Re: HEAR HEAR!!!
<font face="Comic Sans MS" size="16" color="hotpink" >Me too!</font>
"~-,._.,-~"~-,._.,-~"~- Raumkraut -~"~-,._.,-~"~-,._.,-~"~-
Posted by Stuart Longland on 8 Jan 2015:
> Especially when said legalese tells the world + sundry that the email may contain "confidential" information and was sent to a publicly-archived mailing list! It seems to be the corporate fashion these days, as is HTML in email.

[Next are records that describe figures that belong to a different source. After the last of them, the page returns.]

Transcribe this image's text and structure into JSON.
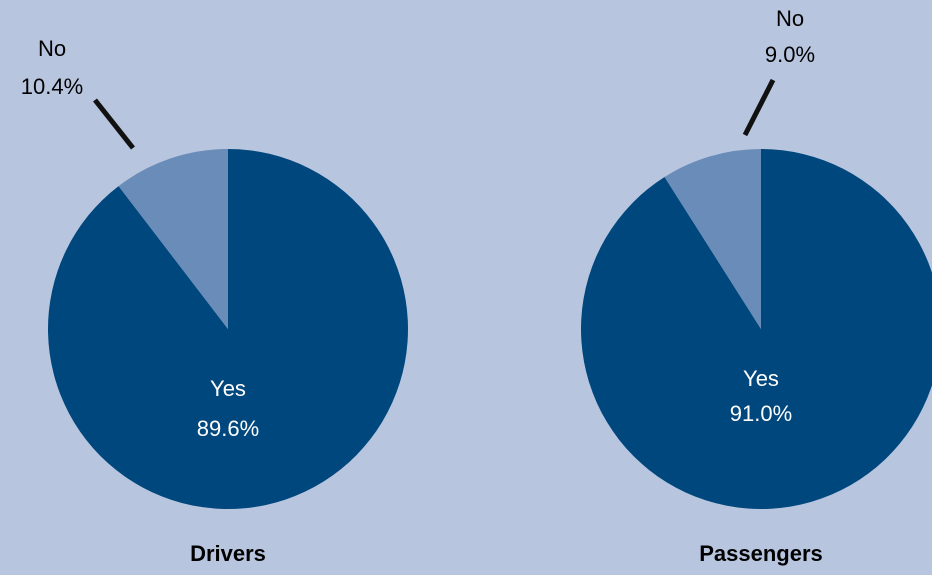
{
  "chart_data": [
    {
      "type": "pie",
      "title": "Drivers",
      "categories": [
        "Yes",
        "No"
      ],
      "values": [
        89.6,
        10.4
      ],
      "value_labels": [
        "89.6%",
        "10.4%"
      ],
      "colors": [
        "#00477d",
        "#6a8cb8"
      ]
    },
    {
      "type": "pie",
      "title": "Passengers",
      "categories": [
        "Yes",
        "No"
      ],
      "values": [
        91.0,
        9.0
      ],
      "value_labels": [
        "91.0%",
        "9.0%"
      ],
      "colors": [
        "#00477d",
        "#6a8cb8"
      ]
    }
  ]
}
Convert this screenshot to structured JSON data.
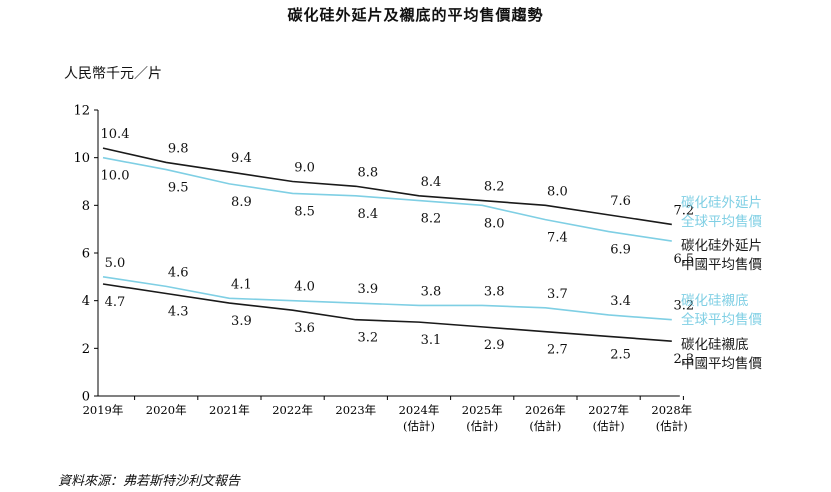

> I noticed recently my email signature started to show a long legalese blurb, and it was the first thing to go. I participate on far too many publicly archived mailing lists as part of my day-to-day job to have this hindrance to communication.
> I'm also the office Luddite with plain-text emails.
> A few reasons why legal disclaimers should not be placed in email signatures:
> - They are too long to fit in an email signature, which should be approximately 4 lines long, 6 at an ABSOLUTE maximum
> - The content often presumes facts about the email and its intended audience which mostly wind up not being the case or places restrictions which are not appropriate for the intended audience
> - They appear AFTER the email content, so it's only when you get to the footer do you realise "Oops, I shouldn't have been reading that!"
> Due to the last two points, I would suspect they have next to no legal value. Pretty sure for a legal document to stand, the person has to see it and agree to it first before it becomes binding.
> Moreover, email is inherently plain-text unless you've taken steps to ensure privacy (e.g. using industry-standard tools like S/MIME or OpenPGP). Unless you do this, I think it unreasonable to assume any kind of confidentiality over email.